Whilst these iconic photos of Elvis were being taken on the eve of his role in changing the future, another act was taking place which also changed the future.
Montgomery Bus Boycott
MONTGOMERY AL (1955) On this date in 1955, 42 year old Rosa Parks, a black seemstress in Montgomery, Alabama, was arrested for not giving up her seat on a city bus to a white rider. The Jim Crow laws of the time required that black persons sit in the back of the bus. Other laws provided separate waiting rooms, water fountains, restrooms, and schools. Rosa Parks was arrested, triggering a bus boycott which lasted 381 days. In November 1956, The United States Supreme Court declared Alabama and Montgomery's segregation laws unconstitutional. An injunction was issued and on December 21, 1956, Dr Martin Luther King and a friend rode in the front seat of a Montgomery city bus. Legal Segregation ended.
Rosa Parks and the Montgomery boycott, changed America, but she was not the first black to risk freedom to end segregation. Among the many who risked arrest and imprisonment was Lieutenant Jackie Robinson, who, in 1944, refused to move to the back of an officially non-segregated bus at Fort Hood Texas. He was arrrested, court martialled and later acquitted, eventually becoming the first black man to break the major league "color barrier". Jackie played his final baseball game just six weeks before the Supreme Court outlawed segregation.[/quote]
A little bit more detail as to the circumstances and how events evolved:
On Thursday evening December 1, 1955, after a long day of work as a seamstress for a Montgomery, Alabama, department store, Rosa Parks boards a city bus to go home.
Tired as she is, Mrs. Parks walks past the first few — mostly empty — rows of seats marked "Whites Only." It's against the law for an African American like her to sit in these seats. She finally settles for a spot in the middle of the bus. Black people are allowed to sit in this section as long as no white person is standing. Though Rosa Parks hates the segregation laws, and has been fighting for civil rights at the NAACP for more than 10 years, until today she has never been one to break rules.
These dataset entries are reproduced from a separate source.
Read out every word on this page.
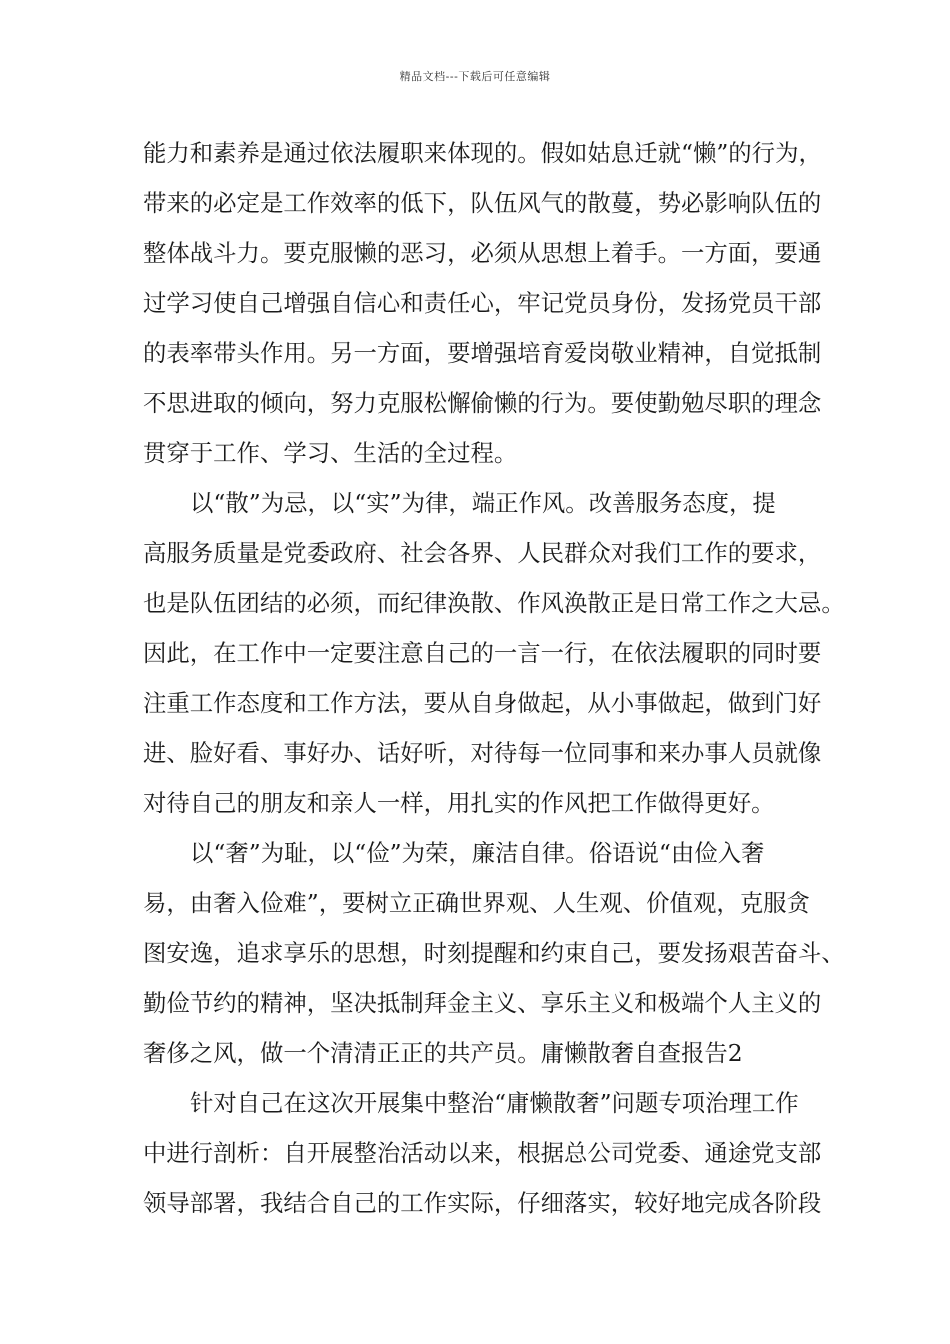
精品文档---下载后可任意编辑
能力和素养是通过依法履职来体现的。假如姑息迁就“懒”的行为，
带来的必定是工作效率的低下，队伍风气的散蔓，势必影响队伍的
整体战斗力。要克服懒的恶习，必须从思想上着手。一方面，要通
过学习使自己增强自信心和责任心，牢记党员身份，发扬党员干部
的表率带头作用。另一方面，要增强培育爱岗敬业精神，自觉抵制
不思进取的倾向，努力克服松懈偷懒的行为。要使勤勉尽职的理念
贯穿于工作、学习、生活的全过程。
以“散”为忌，以“实”为律，端正作风。改善服务态度，提
高服务质量是党委政府、社会各界、人民群众对我们工作的要求，
也是队伍团结的必须，而纪律涣散、作风涣散正是日常工作之大忌。
因此，在工作中一定要注意自己的一言一行，在依法履职的同时要
注重工作态度和工作方法，要从自身做起，从小事做起，做到门好
进、脸好看、事好办、话好听，对待每一位同事和来办事人员就像
对待自己的朋友和亲人一样，用扎实的作风把工作做得更好。
以“奢”为耻，以“俭”为荣，廉洁自律。俗语说“由俭入奢
易，由奢入俭难”，要树立正确世界观、人生观、价值观，克服贪
图安逸，追求享乐的思想，时刻提醒和约束自己，要发扬艰苦奋斗、
勤俭节约的精神，坚决抵制拜金主义、享乐主义和极端个人主义的
奢侈之风，做一个清清正正的共产员。庸懒散奢自查报告2
针对自己在这次开展集中整治“庸懒散奢”问题专项治理工作
中进行剖析：自开展整治活动以来，根据总公司党委、通途党支部
领导部署，我结合自己的工作实际，仔细落实，较好地完成各阶段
The bus continues along its route. After several more stops the bus is full. The driver notices that all the seats in the "Whites Only" section are now taken, and that more white people have just climbed aboard. He orders the people in Mrs. Parks's row to move to the back of the bus, where there are no open seats. No one budges at first. But when the driver barks at the black passengers a second time, they all get up. . . . . except for Rosa Parks.